Klazinga: In vielen Ländern gibt es eine sehr gute kardiale Versorgung, und die Ergebnisse haben sich in den vergangenen 15 Jahren systematisch verbessert. Ich würde meinen, dass sie zum Beispiel in Frankreich besonders gut ist. Hier gibt es eine eigene Notfalltelefonnummer für akute Herzprobleme. Es ist auch sichergestellt, dass Diagnose und Erstbehandlung bereits im Krankenwagen stattfinden und alle Patienten rechtzeitig katheterisiert werden.

STANDARD: Wie sieht es damit in Österreich aus?

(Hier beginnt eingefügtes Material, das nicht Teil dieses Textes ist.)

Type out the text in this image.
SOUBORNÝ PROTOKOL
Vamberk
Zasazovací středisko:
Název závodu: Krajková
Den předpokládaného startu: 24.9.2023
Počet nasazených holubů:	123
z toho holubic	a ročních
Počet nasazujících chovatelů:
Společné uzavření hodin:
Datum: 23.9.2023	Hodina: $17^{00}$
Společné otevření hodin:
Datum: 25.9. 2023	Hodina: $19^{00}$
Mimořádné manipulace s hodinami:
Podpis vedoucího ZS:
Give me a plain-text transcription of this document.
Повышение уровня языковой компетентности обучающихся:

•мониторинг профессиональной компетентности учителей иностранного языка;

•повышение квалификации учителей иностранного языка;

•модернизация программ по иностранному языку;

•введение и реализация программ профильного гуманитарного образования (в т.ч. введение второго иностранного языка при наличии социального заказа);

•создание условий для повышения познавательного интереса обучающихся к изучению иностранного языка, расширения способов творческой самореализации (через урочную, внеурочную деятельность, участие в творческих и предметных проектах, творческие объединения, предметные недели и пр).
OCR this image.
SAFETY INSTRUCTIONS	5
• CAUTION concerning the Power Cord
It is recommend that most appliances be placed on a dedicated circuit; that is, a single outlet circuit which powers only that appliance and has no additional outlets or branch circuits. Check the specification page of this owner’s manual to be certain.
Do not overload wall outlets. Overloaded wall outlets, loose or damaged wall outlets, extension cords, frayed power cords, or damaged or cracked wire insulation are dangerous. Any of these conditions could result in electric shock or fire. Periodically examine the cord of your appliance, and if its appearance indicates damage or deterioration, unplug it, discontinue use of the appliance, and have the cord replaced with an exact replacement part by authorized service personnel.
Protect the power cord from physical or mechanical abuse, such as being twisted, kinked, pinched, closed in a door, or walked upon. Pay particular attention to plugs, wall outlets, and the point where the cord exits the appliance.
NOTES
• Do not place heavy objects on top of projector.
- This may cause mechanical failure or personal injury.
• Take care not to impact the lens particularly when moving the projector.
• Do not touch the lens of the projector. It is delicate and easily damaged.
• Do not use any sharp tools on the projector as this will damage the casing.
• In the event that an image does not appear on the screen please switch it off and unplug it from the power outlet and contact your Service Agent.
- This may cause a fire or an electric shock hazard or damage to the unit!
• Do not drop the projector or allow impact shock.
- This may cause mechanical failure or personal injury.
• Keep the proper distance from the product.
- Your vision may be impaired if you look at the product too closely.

Klazinga: Bei der Versorgung von Schlaganfällen ist Österreich zum Beispiel überdurchschnittlich gut, bei der 30-Tage-Überlebensrate nach Herzinfarkten liegt Österreich etwa im Mittelfeld. Ich würde mir aber keine Sorgen machen: Die Versorgung funktioniert hierzulande im Durchschnitt sehr gut. Es wäre aber schon interessant, zu wissen, ob es regionale Unterschiede gibt.

STANDARD: Die OECD vergleicht Gesundheitsdaten über Ländergrenzen hinweg. Wie gut funktioniert das?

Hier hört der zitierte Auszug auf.